L’ex-président est un gros capitaliste et un réactionnaire patenté. Mais son aventurisme et son caractère incontrôlable en font une menace pour la grande bourgeoisie américaine. Contrairement aux politiciens bourgeois « normaux », Trump n’hésite jamais à faire passer ses propres intérêts personnels avant ceux du capitalisme américain.
Cette procédure judiciaire n’a rien à voir avec « l’égalité de tous devant la loi », qui est une fiction dans une société divisée en classes sociales. Tant qu’il ne nuisait pas aux intérêts de la bourgeoisie, Trump a pu violer la loi impunément, et ce pendant de nombreuses années. Les poursuites qui le visent aujourd’hui sont avant tout un rappel à tous les politiciens bourgeois que certaines choses ne seront pas tolérées par la classe dirigeante.
Contre Trump : lutter pour le socialisme !
Trump annonçait des émeutes s’il était inculpé, mais elles ne se sont pas concrétisées. La débâcle de l’invasion du Capitole, en janvier 2021, a refroidi une bonne partie de ses partisans. Un sondage de CNN montre que 60 % des Américains approuvent l’inculpation, même si près des trois-quarts d’entre eux pensent, à juste titre, que des considérations politiques – et non judiciaires – jouent un rôle central dans cette procédure.
Ceci dit, Trump conserve beaucoup d’influence sur la base du Parti républicain. L’establishment républicain, qui essaie de reprendre le contrôle du parti, a été contraint de défendre l’ancien président pour ne pas s’aliéner leurs électeurs.
Quant aux Démocrates, certains commentateurs affirment qu’ils font le calcul suivant : des poursuites pourraient donner à Trump l’aura d’un « martyr » et, ainsi, l’aider à remporter les prochaines primaires républicaines. Or les Démocrates s’imaginent qu’ils gagneront plus facilement les prochaines élections face à Trump que face à n’importe quel autre candidat. Mais au vu du bilan désastreux de Joe Biden, cela reste à prouver !
Ces événements ne peuvent qu’approfondir la polarisation de la politique américaine et aggraver la méfiance – justifiée – des masses envers les institutions bourgeoises. Le problème est qu’il n’existe, à ce stade, aucune alternative politique de gauche et de masse, aux Etats-Unis. Nombre de dirigeants « socialistes », tels Alexandria Ocasio-Cortez ou Bernie Sanders, s’alignent sur les Démocrates au nom du « moindre mal » et de la lutte contre Trump. Grave erreur ! C’est la crise du capitalisme qui a créé la popularité de Trump, lequel ne peut pas être efficacement combattu dans le cadre du Parti démocrate, qui est un parti bourgeois. Cette erreur favorise Trump ou prépare l’émergence d’un « nouveau » Trump. Pour vaincre l’extrême-droite trumpiste, il faut lui opposer un programme anti-capitaliste et radical.

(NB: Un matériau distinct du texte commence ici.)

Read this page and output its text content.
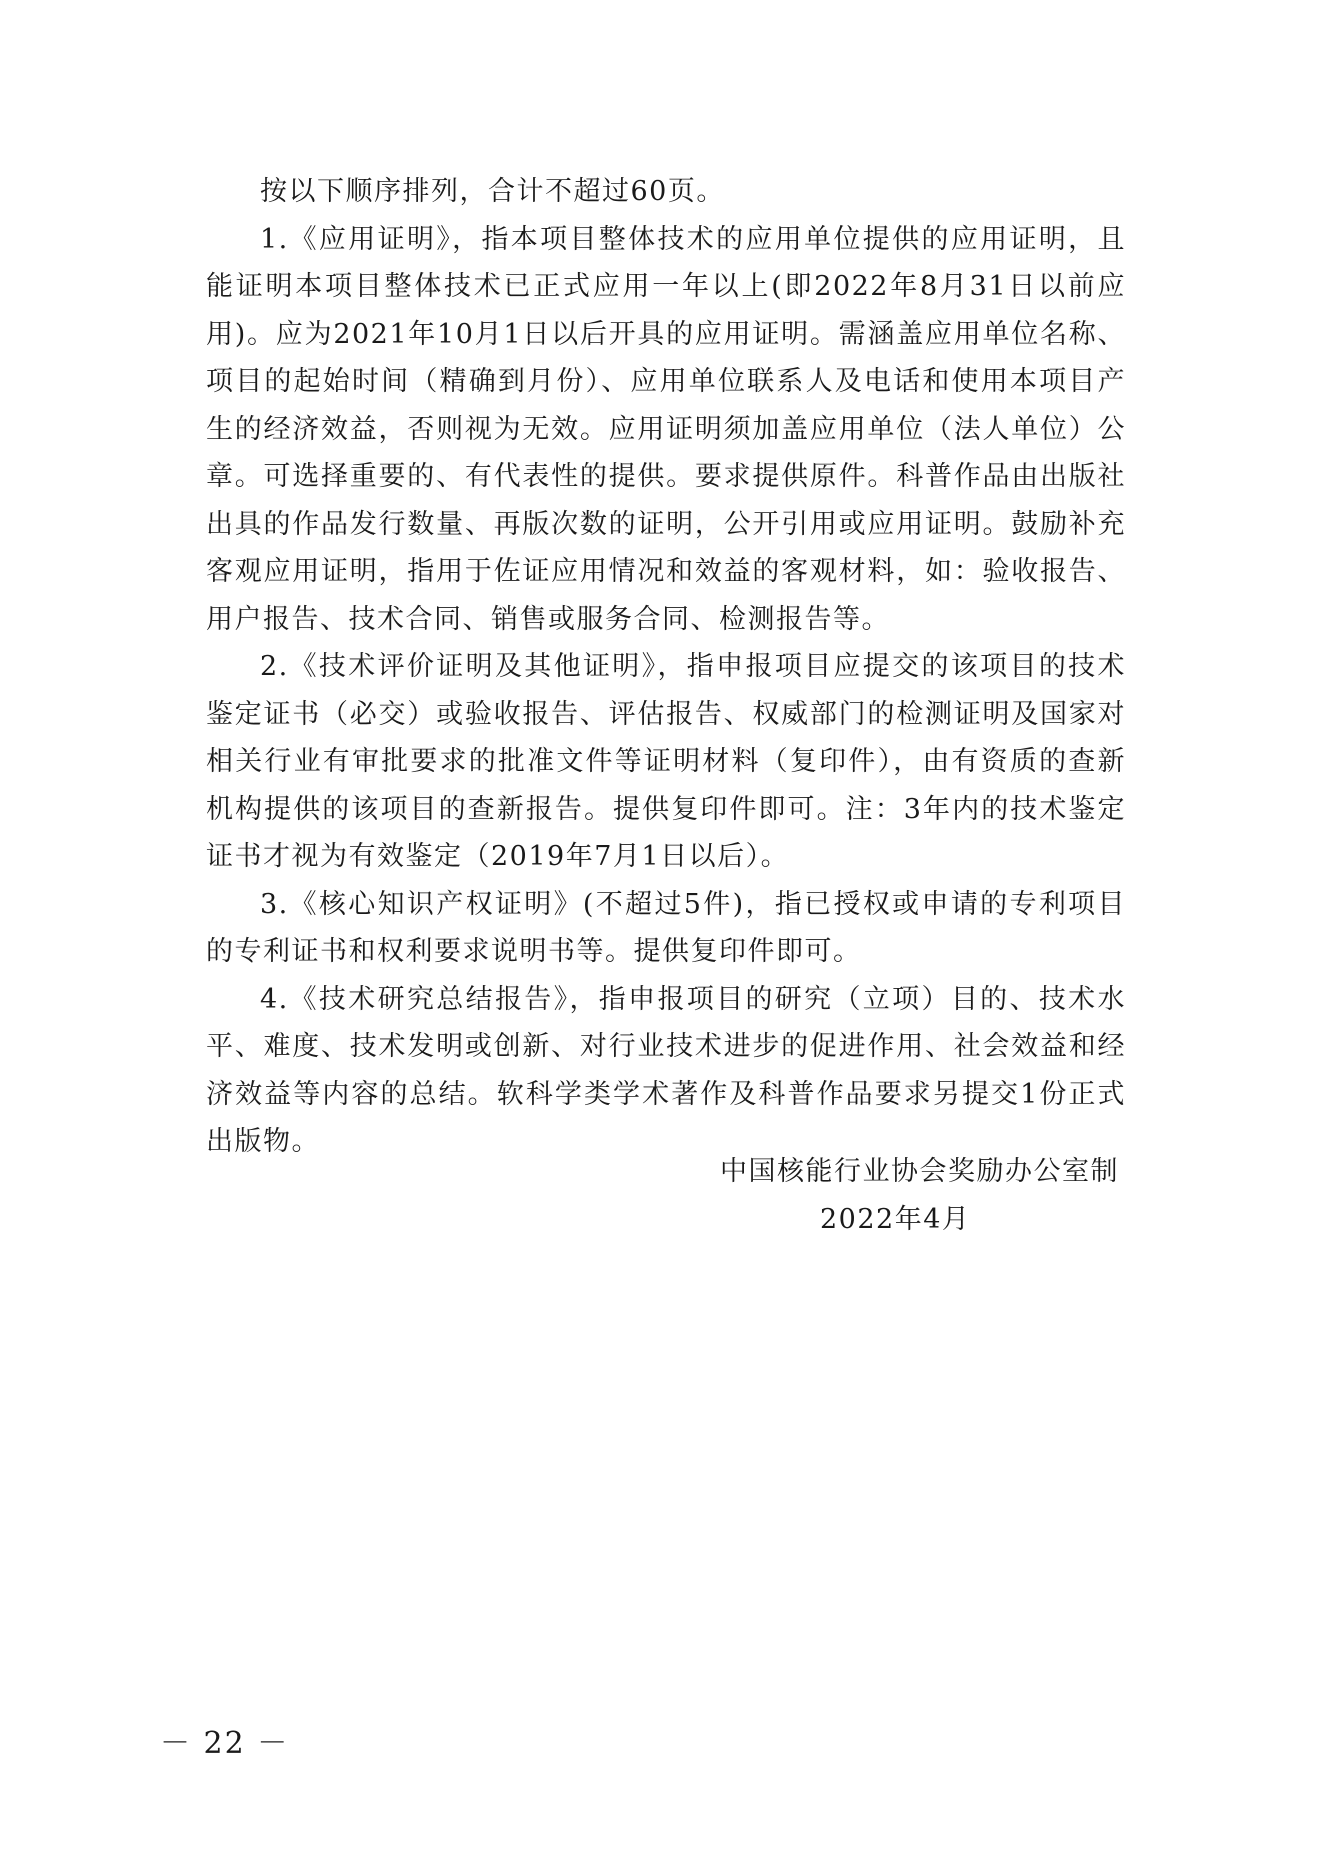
按以下顺序排列，合计不超过60页。

1.《应用证明》，指本项目整体技术的应用单位提供的应用证明，且能证明本项目整体技术已正式应用一年以上(即2022年8月31日以前应用)。应为2021年10月1日以后开具的应用证明。需涵盖应用单位名称、项目的起始时间（精确到月份）、应用单位联系人及电话和使用本项目产生的经济效益，否则视为无效。应用证明须加盖应用单位（法人单位）公章。可选择重要的、有代表性的提供。要求提供原件。科普作品由出版社出具的作品发行数量、再版次数的证明，公开引用或应用证明。鼓励补充客观应用证明，指用于佐证应用情况和效益的客观材料，如：验收报告、用户报告、技术合同、销售或服务合同、检测报告等。

2.《技术评价证明及其他证明》，指申报项目应提交的该项目的技术鉴定证书（必交）或验收报告、评估报告、权威部门的检测证明及国家对相关行业有审批要求的批准文件等证明材料（复印件），由有资质的查新机构提供的该项目的查新报告。提供复印件即可。注：3年内的技术鉴定证书才视为有效鉴定（2019年7月1日以后）。

3.《核心知识产权证明》(不超过5件)，指已授权或申请的专利项目的专利证书和权利要求说明书等。提供复印件即可。

4.《技术研究总结报告》，指申报项目的研究（立项）目的、技术水平、难度、技术发明或创新、对行业技术进步的促进作用、社会效益和经济效益等内容的总结。软科学类学术著作及科普作品要求另提交1份正式出版物。

中国核能行业协会奖励办公室制
2022年4月
－ 22 －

Le caractère éminemment politique de ces poursuites doit aussi sonner comme un avertissement pour le mouvement ouvrier américain. Si la classe dirigeante n’hésite pas à utiliser la justice contre l’un de ses propres membres, comment traitera-t-elle un candidat socialiste ? Raison de plus pour construire un parti socialiste de masse, aux Etats-Unis, c’est-à-dire un parti capable non seulement de résister aux offensives de la bourgeoisie, mais aussi de mobiliser la classe ouvrière américaine pour la conquête du pouvoir.